BENEATH the surface, signs of a continuing onslaught by the Hindu Right are only too evident. On May 15, the Gujarat Police arrested Mansukh Kanji Patel and his driver Dinesh Hasmukh Vekaria, while they were ferrying 99 swords and 200 daggers. The weapons, the police found, were to be sold and distributed in Junagadh and Rajkot. Similar arms movements, although less high-profile in nature, have been detected in Ahmedabad. Random checks carried out by the city police have led to some 25 instances of interdiction of knives and home-made bombs since May 10. Interestingly, several recoveries of gold and silver have also been made during these checks. "We're going to go hard after these weapons movements," says Ahmedabad's Deputy Commissioner of Police in charge of traffic, Samiullah Ansari.
Pitted against efficient policing is also a powerful web of political power and business greed. The massive exodus of Muslims from Hindu-majority areas, and the parallel movement of Hindus from Muslim-majority areas, has sparked a property-price boom on either side of the Sabarmati river. Much of the trade is in middle-income and upmarket apartments. Ahmedabad's well-entrenched and influential property mafia has another interest in keeping the violence going. Attacks on slum settlements, several of which took place through April, open up new land for redevelopment. The mafia groups have well-known links with ruling-party politicians, at least some of whom also hope to use continuing violence as a means to further the intra-factional BJP project of replacing Narendra Modi.
On top of it all, the Gujarat government's own commitment to keeping the peace is still at best ambiguous. Gill, with Union government backing, succeeded in bringing in two well-respected Additional Commissioners of Police, Satish Sharma and Satish Verma. Days later, the State government sent the Additional Commissioner of Police in charge of crime, Anupam Surolia, on deputation to the Border Security Force. Surolia was, among other things, in charge of investigating the two worst massacres in Ahmedabad, those of Naroda Patiya and the Gulbarga Society. Interestingly, Surolia had earlier applied for the deputation but his request was rejected by the State government.
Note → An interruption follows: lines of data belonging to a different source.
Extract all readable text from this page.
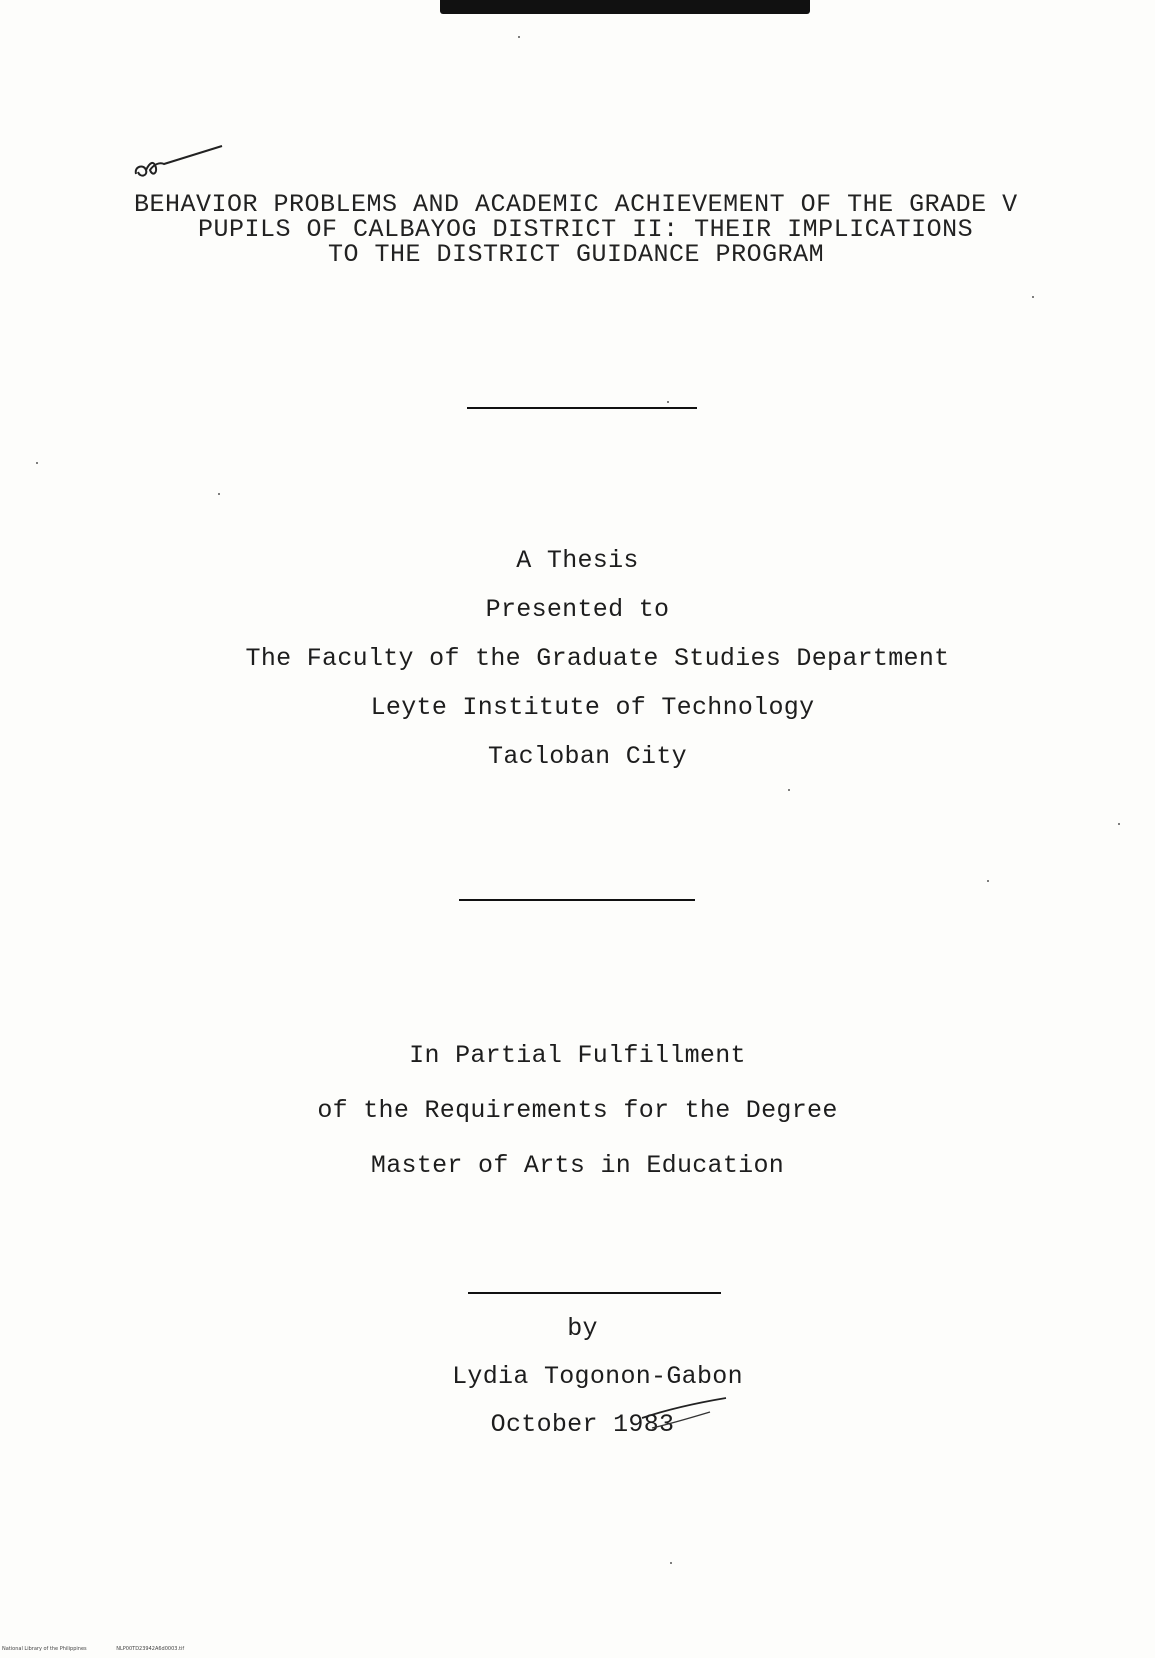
BEHAVIOR PROBLEMS AND ACADEMIC ACHIEVEMENT OF THE GRADE V
PUPILS OF CALBAYOG DISTRICT II: THEIR IMPLICATIONS
TO THE DISTRICT GUIDANCE PROGRAM
A Thesis
Presented to
The Faculty of the Graduate Studies Department
Leyte Institute of Technology
Tacloban City
In Partial Fulfillment
of the Requirements for the Degree
Master of Arts in Education
by
Lydia Togonon-Gabon
October 1983
National Library of the Philippines	NLP00TD23942A6d0003.tif
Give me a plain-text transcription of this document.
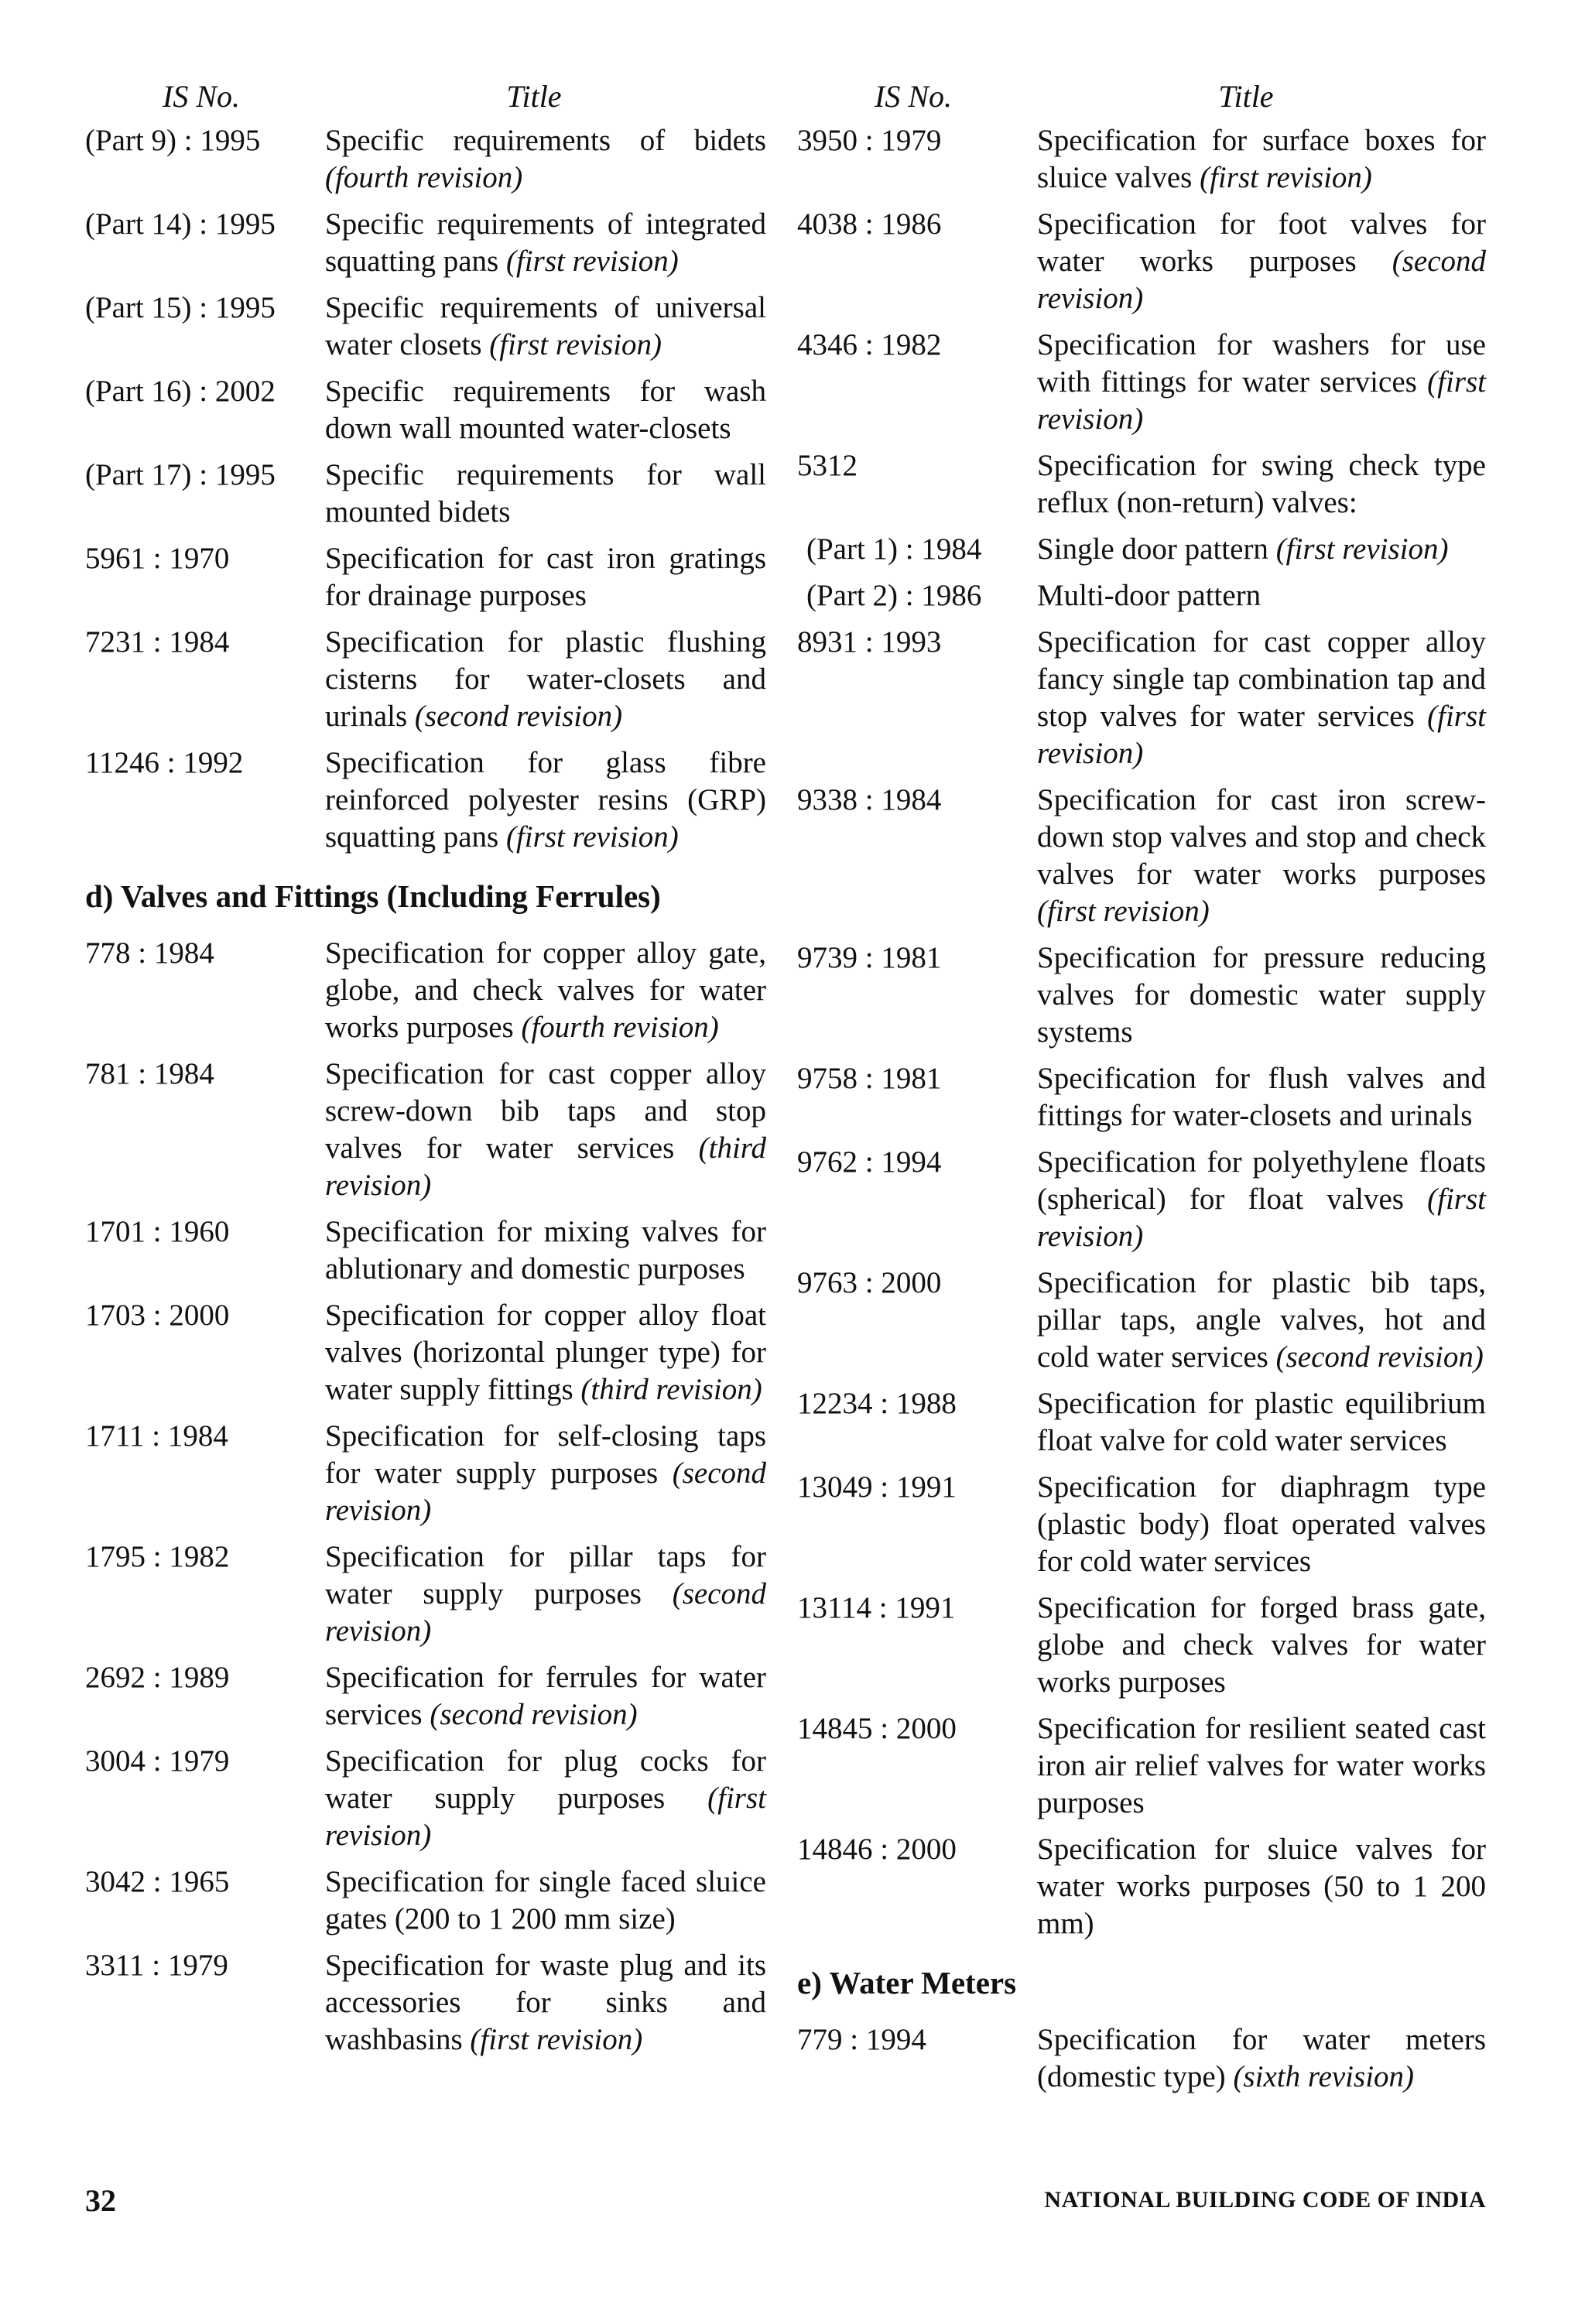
IS No.	Title
(Part 9) : 1995	Specific requirements of bidets (fourth revision)
(Part 14) : 1995	Specific requirements of integrated squatting pans (first revision)
(Part 15) : 1995	Specific requirements of universal water closets (first revision)
(Part 16) : 2002	Specific requirements for wash down wall mounted water-closets
(Part 17) : 1995	Specific requirements for wall mounted bidets
5961 : 1970	Specification for cast iron gratings for drainage purposes
7231 : 1984	Specification for plastic flushing cisterns for water-closets and urinals (second revision)
11246 : 1992	Specification for glass fibre reinforced polyester resins (GRP) squatting pans (first revision)
d) Valves and Fittings (Including Ferrules)
778 : 1984	Specification for copper alloy gate, globe, and check valves for water works purposes (fourth revision)
781 : 1984	Specification for cast copper alloy screw-down bib taps and stop valves for water services (third revision)
1701 : 1960	Specification for mixing valves for ablutionary and domestic purposes
1703 : 2000	Specification for copper alloy float valves (horizontal plunger type) for water supply fittings (third revision)
1711 : 1984	Specification for self-closing taps for water supply purposes (second revision)
1795 : 1982	Specification for pillar taps for water supply purposes (second revision)
2692 : 1989	Specification for ferrules for water services (second revision)
3004 : 1979	Specification for plug cocks for water supply purposes (first revision)
3042 : 1965	Specification for single faced sluice gates (200 to 1 200 mm size)
3311 : 1979	Specification for waste plug and its accessories for sinks and washbasins (first revision)
IS No.	Title
3950 : 1979	Specification for surface boxes for sluice valves (first revision)
4038 : 1986	Specification for foot valves for water works purposes (second revision)
4346 : 1982	Specification for washers for use with fittings for water services (first revision)
5312	Specification for swing check type reflux (non-return) valves:
(Part 1) : 1984	Single door pattern (first revision)
(Part 2) : 1986	Multi-door pattern
8931 : 1993	Specification for cast copper alloy fancy single tap combination tap and stop valves for water services (first revision)
9338 : 1984	Specification for cast iron screw-down stop valves and stop and check valves for water works purposes (first revision)
9739 : 1981	Specification for pressure reducing valves for domestic water supply systems
9758 : 1981	Specification for flush valves and fittings for water-closets and urinals
9762 : 1994	Specification for polyethylene floats (spherical) for float valves (first revision)
9763 : 2000	Specification for plastic bib taps, pillar taps, angle valves, hot and cold water services (second revision)
12234 : 1988	Specification for plastic equilibrium float valve for cold water services
13049 : 1991	Specification for diaphragm type (plastic body) float operated valves for cold water services
13114 : 1991	Specification for forged brass gate, globe and check valves for water works purposes
14845 : 2000	Specification for resilient seated cast iron air relief valves for water works purposes
14846 : 2000	Specification for sluice valves for water works purposes (50 to 1 200 mm)
e) Water Meters
779 : 1994	Specification for water meters (domestic type) (sixth revision)
32	NATIONAL BUILDING CODE OF INDIA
Abandoned by the state, Gujarat's Muslims have little choice but to retreat further into the ghettoes. Despite Gill's recent round of meetings with Muslim community leaders, there is a genuine crisis of trust within the community. Such responses are not new. Mafioso Abdul Latif, who ran one of western India's largest extortion, liquor and gambling rackets, won support by protecting the community during times of communal violence. During the 1984 municipal elections in Ahmedabad, he contested in five wards simultaneously while in jail, and won in all of them.
Such an inward turning, as history has shown, will do little to secure the genuine interests of the community. Come the next Assembly elections, in March 2003 or earlier, the BJP is certain to seek the legitimisation of the disgraceful pogrom it has presided over. No one believes that the Union government will do the sensible thing and impose Central rule in Gujarat: it, quite simply, has no reason to do so. The vibrant civil society initiatives provoked by the outrage in Gujarat need to be transformed, against the clock, into a meaningful political offensive.